Outside of the obvious skills training required by cyclocross’ various course obstacles, dismounts/remounts, and running, ‘cross racers rely on high aerobic power (VO2max) and high sustainable power (FTP) with plenty of short, intense anaerobic efforts sprinkled in. Similar to more technical criteriums & short track MTB races in these respects, riders are required to bury themselves for short periods of time, “rest” while still working at a high level of output, and settle into high percentages of threshold power for more extended efforts with seldom any time for rest.  Accordingly, the same type of conditioning necessary in crits and short cross-country races are the ones which benefit ‘cross racers as well.

So a cyclocross competitor needs to have a deep aerobic capacity which can be attained via VO2max repeats in the 2 to 3-minute range at power levels in excess of 110% of FTP. As riders become fitter and key events become closer, these efforts are still in order but the recovery between intervals and sets of intervals decreases from week to week as fitness rises. The Time-Crunched Training Plans are built in exactly this manner and both the Novice Competitor & Experienced Competitor versions are ideal.

And since these training plans require minimal weekly hours, riders can spend any remaining available conditioning time – don’t neglect to set aside time to address those handling skills! – targeting their muscular endurance by lengthening their over-under workouts with additional intervals, longer intervals, or even harder over-segments during the shorter over-under workouts. They can also utilize some of the particularly time-efficient and taxing combo workouts that mash VO2max efforts together with some endurance-boosting over-unders.

Finally, some once to twice-weekly doses of anaerobic efforts are certainly in order for those racers who have a hard time generating enough power to speed up sets of steps or over sets of barriers without dismounting, building quick speed upon remounting the bike, or accelerating away from or up to a group of riders. Workouts like Mendel or Williamson, Hale or Ebbetts, or even the Nevada City Classic are all good options.
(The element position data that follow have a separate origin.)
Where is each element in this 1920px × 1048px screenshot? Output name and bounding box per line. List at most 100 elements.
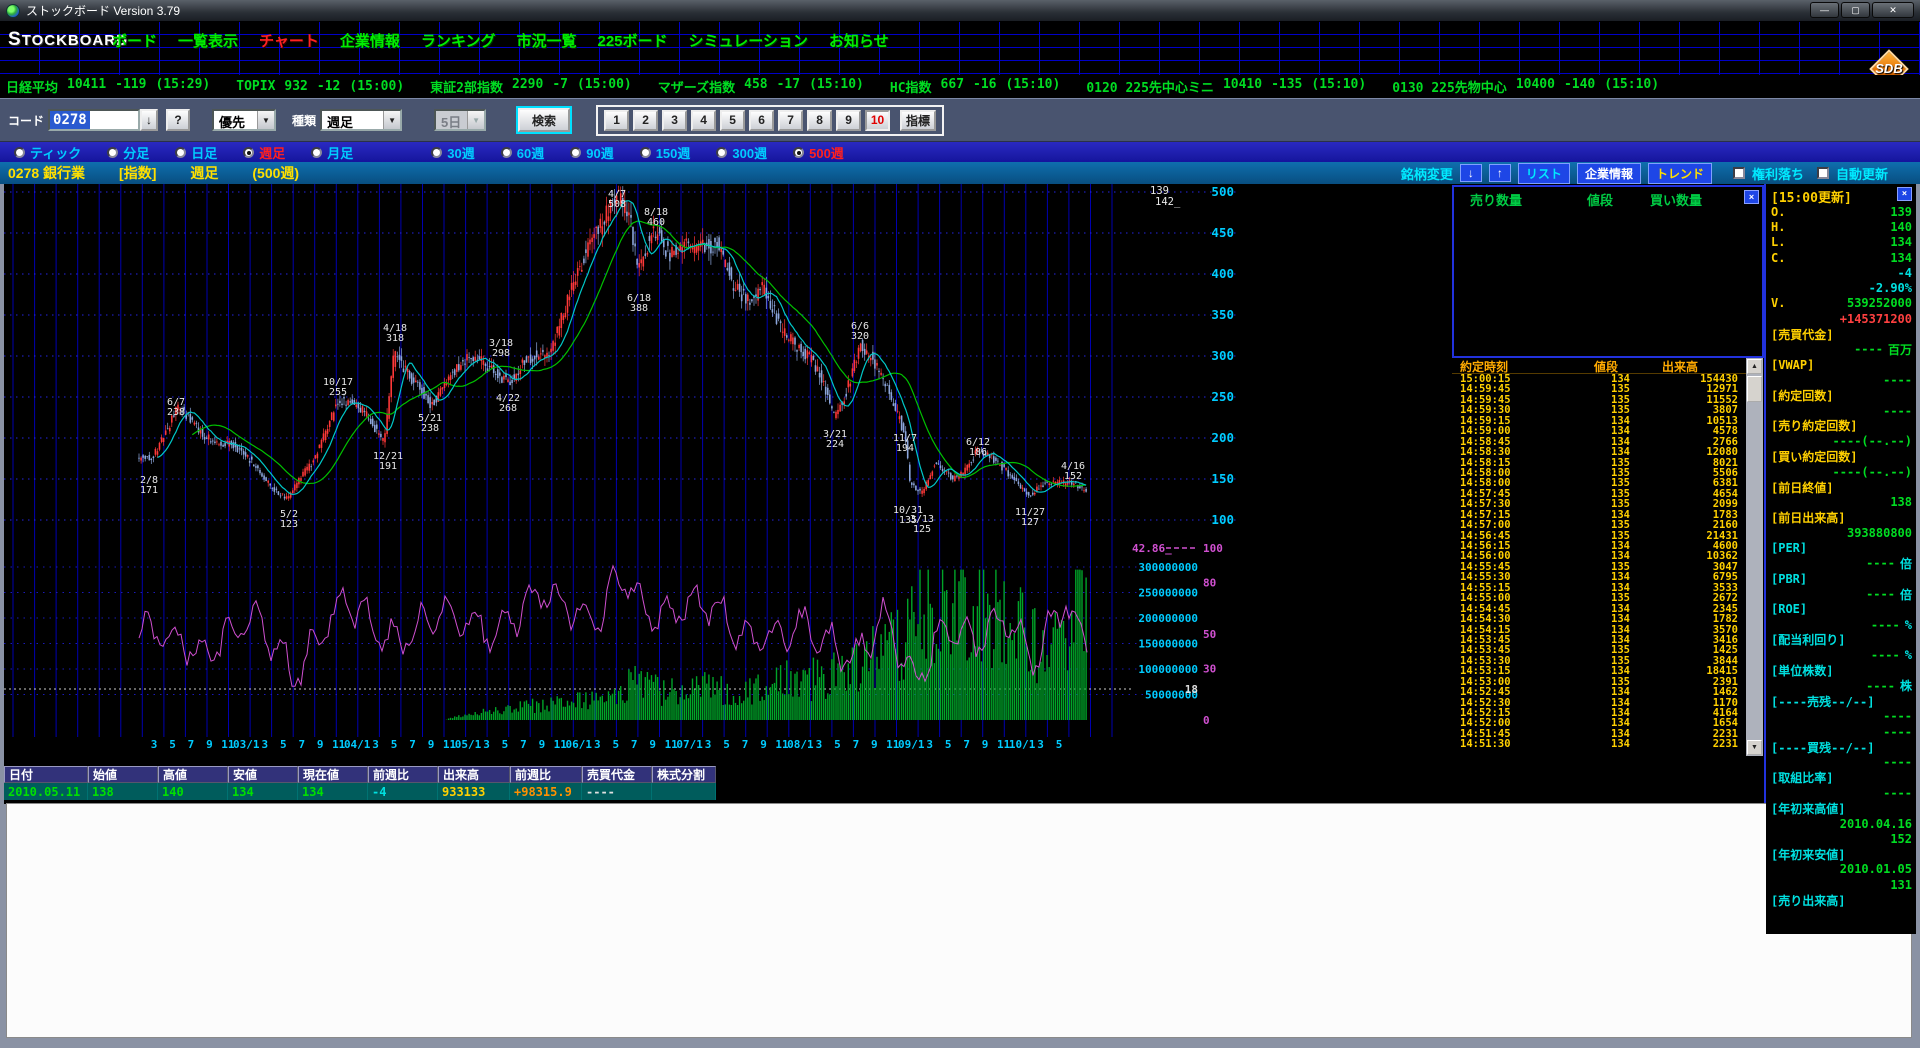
period-radio-150週[interactable]: 150週	[640, 143, 691, 162]
radio-label: 30週	[447, 143, 474, 162]
ticker-name: 東証2部指数	[430, 77, 503, 96]
svg-text:5: 5	[391, 738, 398, 751]
quote-unit: 倍	[1900, 555, 1912, 572]
code-spinner[interactable]: ↓	[140, 109, 158, 131]
svg-text:450: 450	[1211, 225, 1234, 240]
chart-count-button-9[interactable]: 9	[836, 110, 861, 131]
maximize-button[interactable]: ▢	[1841, 2, 1870, 18]
scrollbar-thumb[interactable]	[1747, 376, 1762, 402]
menu-item-市況一覧[interactable]: 市況一覧	[516, 30, 576, 51]
quote-line: ----	[1771, 372, 1912, 387]
ticker-time: (15:10)	[1604, 77, 1659, 96]
svg-text:250: 250	[1211, 389, 1234, 404]
period-radio-月足[interactable]: 月足	[311, 143, 353, 162]
ticker-time: (15:10)	[1006, 77, 1061, 96]
ex-rights-checkbox[interactable]	[1733, 167, 1745, 179]
chart-count-button-5[interactable]: 5	[720, 110, 745, 131]
quote-label: [ROE]	[1771, 602, 1807, 616]
quote-line: [売り出来高]	[1771, 892, 1912, 907]
list-button[interactable]: リスト	[1518, 163, 1570, 184]
menu-item-シミュレーション[interactable]: シミュレーション	[689, 30, 808, 51]
close-button[interactable]: ✕	[1872, 2, 1914, 18]
radio-icon	[311, 147, 322, 158]
period-radio-日足[interactable]: 日足	[175, 143, 217, 162]
svg-text:03/1: 03/1	[233, 738, 260, 751]
svg-text:5: 5	[723, 738, 730, 751]
close-icon[interactable]: ×	[1897, 187, 1912, 201]
svg-text:400: 400	[1211, 266, 1234, 281]
radio-label: 分足	[123, 143, 149, 162]
svg-text:18: 18	[1185, 683, 1198, 696]
auto-refresh-checkbox[interactable]	[1817, 167, 1829, 179]
type-dropdown[interactable]: 週足▼	[320, 109, 402, 131]
company-info-button[interactable]: 企業情報	[1577, 163, 1641, 184]
quote-line: ----倍	[1771, 586, 1912, 601]
menu-item-お知らせ[interactable]: お知らせ	[829, 30, 889, 51]
ticker-change: -119	[115, 77, 146, 96]
chart-count-button-3[interactable]: 3	[662, 110, 687, 131]
ticker-item: 0130 225先物中心10400-140(15:10)	[1392, 77, 1659, 96]
search-button[interactable]: 検索	[518, 108, 570, 132]
quote-label: V.	[1771, 296, 1785, 310]
quote-line: [年初来高値]	[1771, 801, 1912, 816]
menu-item-一覧表示[interactable]: 一覧表示	[178, 30, 238, 51]
quote-unit: 倍	[1900, 586, 1912, 603]
period-radio-ティック[interactable]: ティック	[14, 143, 81, 162]
minimize-button[interactable]: —	[1810, 2, 1839, 18]
period-radio-60週[interactable]: 60週	[501, 143, 544, 162]
menu-item-企業情報[interactable]: 企業情報	[340, 30, 400, 51]
chart-count-button-7[interactable]: 7	[778, 110, 803, 131]
chart-count-button-10[interactable]: 10	[865, 110, 890, 131]
chart-count-button-2[interactable]: 2	[633, 110, 658, 131]
tape-scrollbar[interactable]: ▲ ▼	[1746, 358, 1763, 756]
ticker-change: -140	[1564, 77, 1595, 96]
candlestick-chart[interactable]: 5004504003503002502001501003000000002500…	[4, 184, 1240, 756]
svg-text:9: 9	[428, 738, 435, 751]
order-book-panel: 売り数量 値段 買い数量 ×	[1452, 185, 1764, 358]
svg-text:9: 9	[649, 738, 656, 751]
svg-text:5: 5	[612, 738, 619, 751]
trend-button[interactable]: トレンド	[1648, 163, 1712, 184]
svg-text:268: 268	[499, 403, 517, 414]
priority-dropdown[interactable]: 優先▼	[212, 109, 276, 131]
svg-text:5: 5	[1056, 738, 1063, 751]
quote-value: ----	[1883, 786, 1912, 800]
svg-text:150000000: 150000000	[1138, 638, 1198, 651]
scroll-down-icon[interactable]: ▼	[1747, 740, 1762, 755]
chart-count-button-8[interactable]: 8	[807, 110, 832, 131]
ticker-value: 2290	[512, 77, 543, 96]
period-radio-90週[interactable]: 90週	[570, 143, 613, 162]
period-radio-分足[interactable]: 分足	[107, 143, 149, 162]
menu-item-225ボード[interactable]: 225ボード	[597, 30, 667, 51]
exec-time: 14:51:30	[1460, 739, 1511, 749]
symbol-down-button[interactable]: ↓	[1460, 164, 1482, 182]
menu-item-ランキング[interactable]: ランキング	[421, 30, 496, 51]
svg-text:05/1: 05/1	[455, 738, 482, 751]
weekly-table-row: 2010.05.11138140134134-4933133+98315.9--…	[4, 783, 716, 800]
ticker-item: 0120 225先中心ミニ10410-135(15:10)	[1086, 77, 1366, 96]
menu-item-チャート[interactable]: チャート	[259, 30, 319, 51]
exec-volume: 12080	[1706, 447, 1738, 457]
symbol-up-button[interactable]: ↑	[1489, 164, 1511, 182]
period-radio-300週[interactable]: 300週	[716, 143, 767, 162]
chart-count-button-6[interactable]: 6	[749, 110, 774, 131]
table-header-株式分割: 株式分割	[652, 766, 716, 783]
menu-item-ボード[interactable]: ボード	[112, 30, 157, 51]
radio-label: 90週	[586, 143, 613, 162]
close-icon[interactable]: ×	[1744, 190, 1759, 204]
ticker-value: 458	[744, 77, 767, 96]
code-input[interactable]: 0278	[48, 109, 140, 131]
quote-line: ----	[1771, 724, 1912, 739]
period-radio-500週[interactable]: 500週	[793, 143, 844, 162]
help-button[interactable]: ?	[166, 109, 190, 131]
chart-count-button-1[interactable]: 1	[604, 110, 629, 131]
svg-text:9: 9	[539, 738, 546, 751]
indicator-button[interactable]: 指標	[900, 110, 936, 131]
table-header-始値: 始値	[88, 766, 158, 783]
scroll-up-icon[interactable]: ▲	[1747, 359, 1762, 374]
chart-count-button-4[interactable]: 4	[691, 110, 716, 131]
period-radio-週足[interactable]: 週足	[243, 143, 285, 162]
period-radio-30週[interactable]: 30週	[431, 143, 474, 162]
exec-time: 14:58:30	[1460, 447, 1511, 457]
quote-value: 134	[1890, 251, 1912, 265]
To distill this advice down to its basics, target your VO2max power first and foremost and spend additional training time working on improving your sustainable power. Then, it’s up to you to determine how to spend your remaining training time; increasing the work requirements within your muscle endurance workouts, spending surplus training time targeting those short, hard bursts of power, or working on your technical skills & running, all of which depends on how much time you have and which weakness limit your race performance the most.

Good luck – you cross addicts have both my admiration and my sympathy.